In an analysis from 1910 onward, the researchers found that greater exposure to technology generally hurt a job’s employment growth. However, if the exposure was limited to a small subset of tasks, it actually benefitted employment growth for a given job because it allowed workers to focus their attention on other tasks.
In all, the results confirmed that the historical forces driving the effects of technological change on jobs have important parallels with how AI is likely to impact labor markets. As Seegmiller notes, “While the capabilities of AI may feel unprecedented, it’s similar to previous technologies in some important ways: the ability to reallocate effort toward remaining unexposed tasks within a job always helps reduce the negative impact, and interpersonal skills always appear the least exposed.”
A reversal of trends
The team then calculated the net effect of technology exposure and innovation on different groups of occupation types.
They found that, throughout the 20th century, higher-paying jobs generally benefited from technology—as did occupations that required more education and jobs that employed more women, such as clerical and administrative jobs. In contrast, lower-paying “middle-skilled” trade jobs, such as those in transportation and manufacturing, which typically employed more men, suffered.
However, when the researchers used a mathematical model to simulate how AI would affect different occupations over the next 5 to 10 years, the picture that emerged aligned with a newer trajectory. It predicted that AI would decrease the relative demand for white-collar jobs. In that sense, their model expects “a reversal of previous trends,” Seegmiller says.

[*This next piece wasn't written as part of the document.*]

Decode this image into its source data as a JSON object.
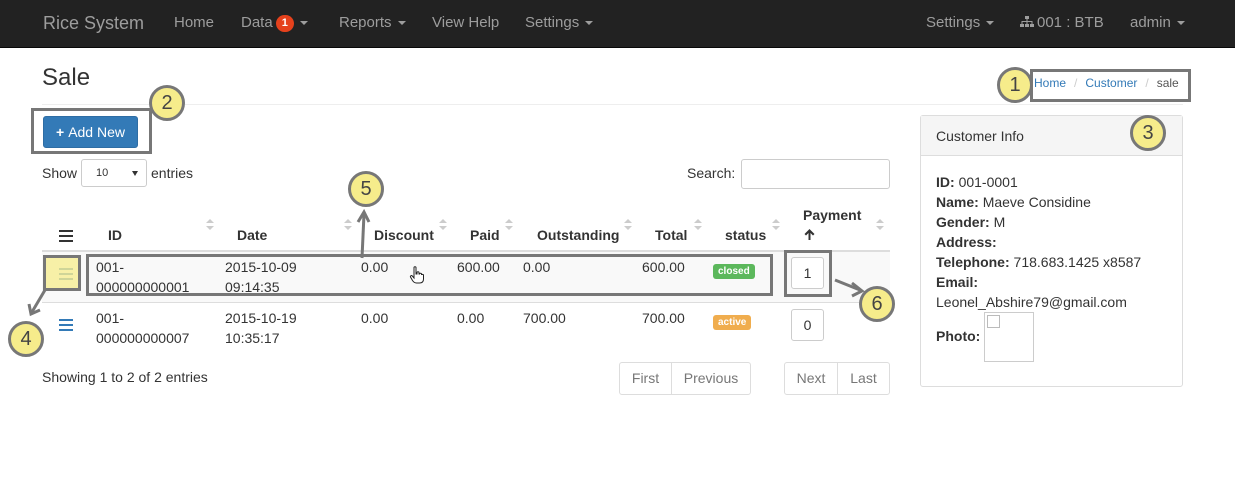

To be specific, it projected that demand would fall for jobs requiring a high level of education compared with jobs requiring less education—while demand for jobs requiring an average level of education would fall the most. It also projected a drop in demand for traditionally higher-paying jobs, such as clerical, technical, and managerial positions. Finally, demand for jobs that tend to have a higher share of women would drop compared with jobs with a higher share of men.
That’s not to say that the total number of blue-collar jobs will necessarily increase. Rather, this prediction suggests that, of the jobs that remain in a post-AI world, a larger fraction of them will likely fall into that category.

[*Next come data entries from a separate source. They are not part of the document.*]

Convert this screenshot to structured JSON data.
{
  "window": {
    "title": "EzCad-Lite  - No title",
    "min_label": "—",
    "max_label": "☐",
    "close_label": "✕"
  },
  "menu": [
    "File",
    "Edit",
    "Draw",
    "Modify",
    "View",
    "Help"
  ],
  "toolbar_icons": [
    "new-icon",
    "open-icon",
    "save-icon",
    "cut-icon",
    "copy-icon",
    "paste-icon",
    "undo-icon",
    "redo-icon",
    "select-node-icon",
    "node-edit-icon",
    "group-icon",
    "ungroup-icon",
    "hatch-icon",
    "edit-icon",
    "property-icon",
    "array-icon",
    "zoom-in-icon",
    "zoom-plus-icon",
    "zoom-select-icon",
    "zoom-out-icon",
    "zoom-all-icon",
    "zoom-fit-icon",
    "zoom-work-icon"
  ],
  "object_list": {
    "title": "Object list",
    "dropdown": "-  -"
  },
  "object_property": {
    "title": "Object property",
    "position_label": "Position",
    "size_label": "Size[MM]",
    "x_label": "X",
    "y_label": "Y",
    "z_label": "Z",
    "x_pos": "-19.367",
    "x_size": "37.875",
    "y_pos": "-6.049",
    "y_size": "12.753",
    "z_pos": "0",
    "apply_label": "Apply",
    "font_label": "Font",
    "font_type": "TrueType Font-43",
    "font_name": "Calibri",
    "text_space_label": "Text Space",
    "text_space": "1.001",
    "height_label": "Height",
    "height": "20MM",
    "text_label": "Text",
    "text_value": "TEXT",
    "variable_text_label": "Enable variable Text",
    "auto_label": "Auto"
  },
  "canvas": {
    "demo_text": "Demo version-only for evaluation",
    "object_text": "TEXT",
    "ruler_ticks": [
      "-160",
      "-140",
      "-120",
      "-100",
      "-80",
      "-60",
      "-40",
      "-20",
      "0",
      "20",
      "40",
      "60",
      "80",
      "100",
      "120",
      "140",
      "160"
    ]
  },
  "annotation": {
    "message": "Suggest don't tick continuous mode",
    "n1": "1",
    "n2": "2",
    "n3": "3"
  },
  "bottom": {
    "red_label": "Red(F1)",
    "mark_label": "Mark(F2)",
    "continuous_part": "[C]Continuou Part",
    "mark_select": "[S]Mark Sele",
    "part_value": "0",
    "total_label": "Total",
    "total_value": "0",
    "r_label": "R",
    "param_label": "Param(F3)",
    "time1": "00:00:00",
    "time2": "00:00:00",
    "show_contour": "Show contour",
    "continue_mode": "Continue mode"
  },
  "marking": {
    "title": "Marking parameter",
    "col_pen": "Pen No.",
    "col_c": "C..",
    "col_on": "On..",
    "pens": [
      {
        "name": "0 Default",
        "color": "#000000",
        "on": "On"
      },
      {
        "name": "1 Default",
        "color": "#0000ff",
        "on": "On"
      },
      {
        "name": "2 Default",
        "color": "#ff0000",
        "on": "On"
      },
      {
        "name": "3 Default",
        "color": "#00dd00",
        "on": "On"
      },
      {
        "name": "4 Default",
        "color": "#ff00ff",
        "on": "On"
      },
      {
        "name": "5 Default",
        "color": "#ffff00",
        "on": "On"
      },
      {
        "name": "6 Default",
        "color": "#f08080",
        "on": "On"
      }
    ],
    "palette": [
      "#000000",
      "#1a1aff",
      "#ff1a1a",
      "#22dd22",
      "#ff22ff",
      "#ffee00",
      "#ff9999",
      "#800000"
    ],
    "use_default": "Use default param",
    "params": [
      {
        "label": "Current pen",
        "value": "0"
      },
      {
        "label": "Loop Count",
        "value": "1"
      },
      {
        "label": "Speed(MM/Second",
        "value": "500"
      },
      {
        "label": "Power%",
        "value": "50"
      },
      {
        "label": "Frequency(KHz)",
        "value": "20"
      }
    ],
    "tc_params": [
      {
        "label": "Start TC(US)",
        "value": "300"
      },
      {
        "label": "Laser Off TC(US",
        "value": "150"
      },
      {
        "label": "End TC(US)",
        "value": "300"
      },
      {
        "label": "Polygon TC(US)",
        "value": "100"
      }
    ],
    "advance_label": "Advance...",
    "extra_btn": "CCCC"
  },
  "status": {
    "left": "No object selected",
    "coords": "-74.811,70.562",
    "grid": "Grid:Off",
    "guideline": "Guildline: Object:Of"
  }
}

This AI-driven reversal of past trends reflects an essential difference between AI and other technological changes in the past. “Whereas earlier technologies always exposed a mix of manual and cognitive work, AI technologies really laser in on white-collar, cognitive-focused jobs,” Seegmiller says.
No easy answers
While the response of some white-collar workers might be to consider switching to a profession that is less exposed to AI, Seegmiller advises that people approach the study’s findings with care.
The model’s predictions are like “painting with a broad brush,” he says. And even within occupations hit hard by AI, “there are ways to differentiate yourself.”

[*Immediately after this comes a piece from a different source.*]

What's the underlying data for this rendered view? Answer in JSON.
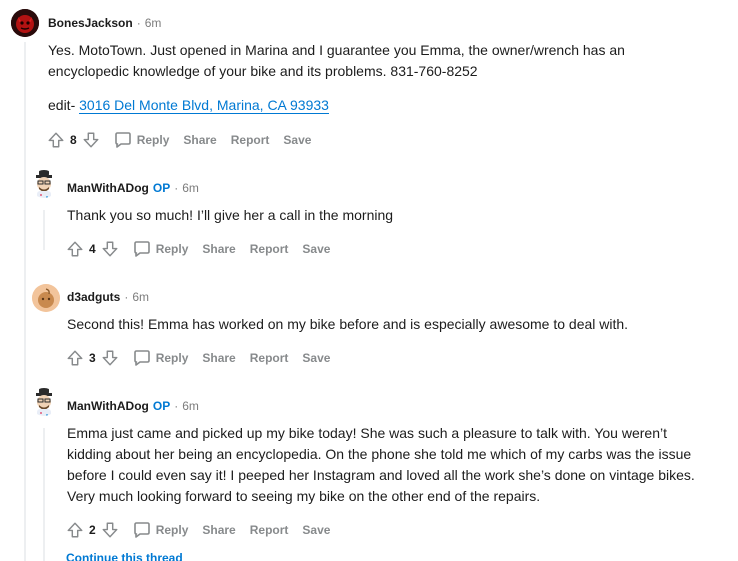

For example, as AI automates some tasks, workers could focus on building skills that require a human touch, such as interpersonal communication, collaboration, and creative thinking. Throughout the study period, very few interpersonal tasks have been displaced by technology, and Seegmiller believes that will generally continue to be the case, “even if ChatGPT might be able to pretend to be a therapist.”
Workers can also boost their productivity by using AI to perform simpler tasks for them. That might allow workers to “focus on the part where our added value is,” he says. “Maybe that’s using these tools to become more productive at generating ideas or seeing the big picture.”
Still, the researchers acknowledge that there are no easy answers for how workers should cope with the seismic changes ahead.
“There’s no golden ticket here,” Seegmiller says. But by carefully considering how technology can both hurt and help, you can “make informed decisions about the way you invest in yourself.”